The asset manager notes that one major catalyst for ETF growth is the increasing importance of asset allocation over individual security selection. ETFs have become favored asset allocation tools because many are liquid, feature low expense ratios and offer investors exposure to myriad asset classes, including some that were previously expensive or hard to access.
Institutional investors are expected to drive ETF asset growth on multiple fronts. "Global institutions such as insurance companies, pension funds, asset managers and endowments increasingly use ETFs as tools for tactical investing in addition to long-term investment vehicles," said BlackRock. "About one-third of U.S. institutional investors surveyed in 2017 plan to increase ETF allocations over the next year. A separate Europe-focused survey found that 40% of institutions plan to increase their ETF allocations over the same period."
Factor-based, or smart beta, strategies are also expected to help ETFs continue pilfering assets from actively managed mutual funds. "Some factors, such as value, trace their roots back to the 1920s. ETFs in recent years have broadened access to other rewarded factors, including momentum, quality, size and low volatility," according to BlackRock. (For more, see: Survey Confirms Smart Beta Growth Trajectory.)
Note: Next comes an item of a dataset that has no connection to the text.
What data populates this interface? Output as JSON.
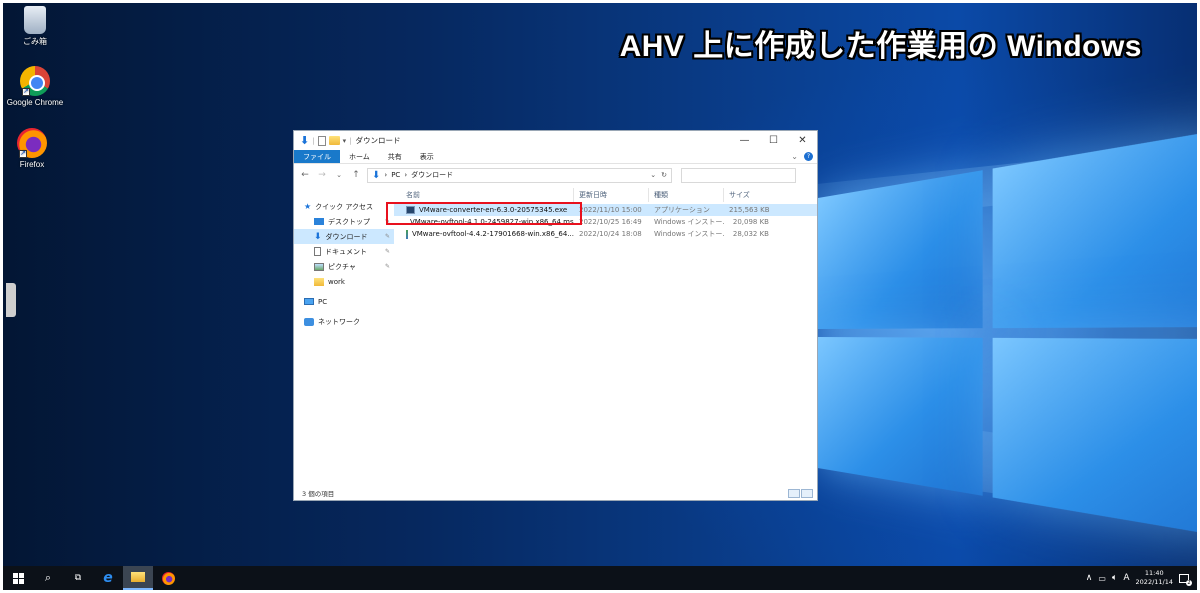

As has been widely documented, low fees are a pivotal factor behind investors abandoning pricier active funds for index funds and ETFs. While fees are falling across the fund universe, passive ETFs and index funds are significantly less expensive than their active rivals.
"Money flows illustrate a decade-long rotation away from active mutual funds into ETFs, primarily in U.S. equities: About $930 billion exited actively managed U.S. equity funds from 2009 through 2017, while about $848 billion moved into comparable ETFs over the same period," said BlackRock. Last year, only one of the top 10 ETFs in terms of new assets added had an expense ratio of 0.20% or higher. Year to date, that number is also one. (For additional reading, check out: Minimizing ETF Fees.)